4. Outputmessage – Nebulae
Shimmering, translucent, efficacious. Powering through ethereal remembrances, tall trees, enveloping, suffocating, revitalizing.
3. Rachels – Systems/Layers
A series of Debussy-esque chamber songs conjoined and augmented by field recordings. The compositions ebb and flow, flickering and flitting around communal and personal expanses, the space of each piece licks and shudders, vibrating, twisting, shuffling by at its own walking pace. More of a walking record, then, reminiscent of the North West American vastness, pines and autumnal streets with wooden houses.
2. High Places – High Places
A recent choice. Running up hills, arriving on a golf course plateau, jump the fence ---------- aimless running is ideal, without time restrictions. I like imagining Mary Pearson is the girl with her “old dog in the courtyard”, as there are plenty courtyards (and old dogs) around. It could be the old dog from “Ode to LRC”, who don’t come round no more. There’s something organic and satisfying in the sounds High Places have been evolving, despite their plasticity, and this affiliation has stuck.
1. R.E.M. – Murmur
From the opening, tentative, low-end ring modulation, followed by a distant “boom”, I’m alive.

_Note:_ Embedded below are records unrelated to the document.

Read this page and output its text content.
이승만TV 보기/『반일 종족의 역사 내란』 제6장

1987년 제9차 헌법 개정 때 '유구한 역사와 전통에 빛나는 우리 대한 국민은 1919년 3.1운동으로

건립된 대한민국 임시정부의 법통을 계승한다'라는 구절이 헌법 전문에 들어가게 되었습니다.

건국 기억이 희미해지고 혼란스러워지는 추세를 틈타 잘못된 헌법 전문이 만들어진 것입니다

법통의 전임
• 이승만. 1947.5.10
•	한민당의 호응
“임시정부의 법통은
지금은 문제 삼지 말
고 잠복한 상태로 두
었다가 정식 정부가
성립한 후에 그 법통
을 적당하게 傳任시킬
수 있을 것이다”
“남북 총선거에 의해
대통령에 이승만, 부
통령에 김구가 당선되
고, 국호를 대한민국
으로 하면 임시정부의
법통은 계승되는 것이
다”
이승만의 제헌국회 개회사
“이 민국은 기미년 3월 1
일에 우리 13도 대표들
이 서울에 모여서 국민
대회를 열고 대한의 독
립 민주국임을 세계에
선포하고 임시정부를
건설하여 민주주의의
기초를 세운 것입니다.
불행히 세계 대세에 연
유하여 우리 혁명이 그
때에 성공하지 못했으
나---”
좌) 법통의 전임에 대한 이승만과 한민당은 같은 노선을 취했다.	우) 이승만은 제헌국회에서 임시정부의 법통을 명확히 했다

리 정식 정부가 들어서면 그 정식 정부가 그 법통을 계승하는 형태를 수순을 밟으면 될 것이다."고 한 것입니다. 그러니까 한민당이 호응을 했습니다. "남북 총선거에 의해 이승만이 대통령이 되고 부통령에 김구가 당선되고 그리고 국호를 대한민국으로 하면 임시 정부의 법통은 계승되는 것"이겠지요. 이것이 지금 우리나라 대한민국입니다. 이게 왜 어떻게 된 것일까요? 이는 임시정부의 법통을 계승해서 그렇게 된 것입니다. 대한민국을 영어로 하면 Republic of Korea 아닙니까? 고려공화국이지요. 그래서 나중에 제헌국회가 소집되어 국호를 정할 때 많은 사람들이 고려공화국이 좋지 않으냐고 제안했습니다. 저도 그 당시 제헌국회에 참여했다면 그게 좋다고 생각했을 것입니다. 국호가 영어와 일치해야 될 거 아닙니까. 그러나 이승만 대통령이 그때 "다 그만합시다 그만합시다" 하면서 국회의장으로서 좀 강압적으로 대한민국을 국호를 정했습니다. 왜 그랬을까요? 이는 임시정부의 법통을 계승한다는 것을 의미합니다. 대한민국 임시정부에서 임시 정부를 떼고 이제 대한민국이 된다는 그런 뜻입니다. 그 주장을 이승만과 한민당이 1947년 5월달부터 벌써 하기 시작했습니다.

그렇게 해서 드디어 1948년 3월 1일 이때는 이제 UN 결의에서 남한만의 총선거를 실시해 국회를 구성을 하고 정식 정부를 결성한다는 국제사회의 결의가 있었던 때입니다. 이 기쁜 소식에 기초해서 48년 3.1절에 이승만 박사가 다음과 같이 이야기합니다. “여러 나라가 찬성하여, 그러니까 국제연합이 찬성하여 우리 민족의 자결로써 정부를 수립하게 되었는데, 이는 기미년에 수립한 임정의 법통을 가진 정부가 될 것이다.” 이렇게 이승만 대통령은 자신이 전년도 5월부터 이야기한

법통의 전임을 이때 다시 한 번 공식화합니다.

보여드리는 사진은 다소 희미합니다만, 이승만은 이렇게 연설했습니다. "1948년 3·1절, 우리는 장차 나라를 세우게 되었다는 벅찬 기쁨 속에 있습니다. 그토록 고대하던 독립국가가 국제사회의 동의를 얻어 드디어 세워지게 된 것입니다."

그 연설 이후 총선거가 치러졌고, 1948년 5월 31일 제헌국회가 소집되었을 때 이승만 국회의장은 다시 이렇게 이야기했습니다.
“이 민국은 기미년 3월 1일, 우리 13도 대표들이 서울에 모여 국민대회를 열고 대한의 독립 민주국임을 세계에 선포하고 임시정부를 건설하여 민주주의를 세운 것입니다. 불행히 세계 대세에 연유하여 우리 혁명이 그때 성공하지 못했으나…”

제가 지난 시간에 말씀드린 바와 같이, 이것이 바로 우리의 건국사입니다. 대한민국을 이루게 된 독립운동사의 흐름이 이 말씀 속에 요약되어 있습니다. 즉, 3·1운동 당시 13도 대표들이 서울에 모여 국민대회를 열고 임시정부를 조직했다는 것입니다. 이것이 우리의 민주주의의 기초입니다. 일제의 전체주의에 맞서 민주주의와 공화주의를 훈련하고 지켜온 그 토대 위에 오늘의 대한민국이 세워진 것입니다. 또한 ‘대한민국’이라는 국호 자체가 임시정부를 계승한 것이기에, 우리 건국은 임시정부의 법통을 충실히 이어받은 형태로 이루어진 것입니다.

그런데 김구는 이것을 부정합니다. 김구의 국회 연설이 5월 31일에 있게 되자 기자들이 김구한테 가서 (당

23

Suddenly, Bill Berry’s “thump-thump-thump-thump!” drum introduction propels me into action. Running up flights and flights of tenement stairs I run faster and more vehemently, ignoring the shouting, the paranoid creaks of doors and snarling dogs on this job. I don’t believe R.E.M ever made music this good again – impassioned, inspired, ambiguous but thematically wholesome...There is something sentient about Murmur, something artfully perceptive in its depth. Mitch Easter’s production might make it what it is, but Michael Stipe’s lyrics were triumphant, objective, impersonal – and in that respect they were emotionally communicable - yet his words were paradoxically ambiguous and indecipherable.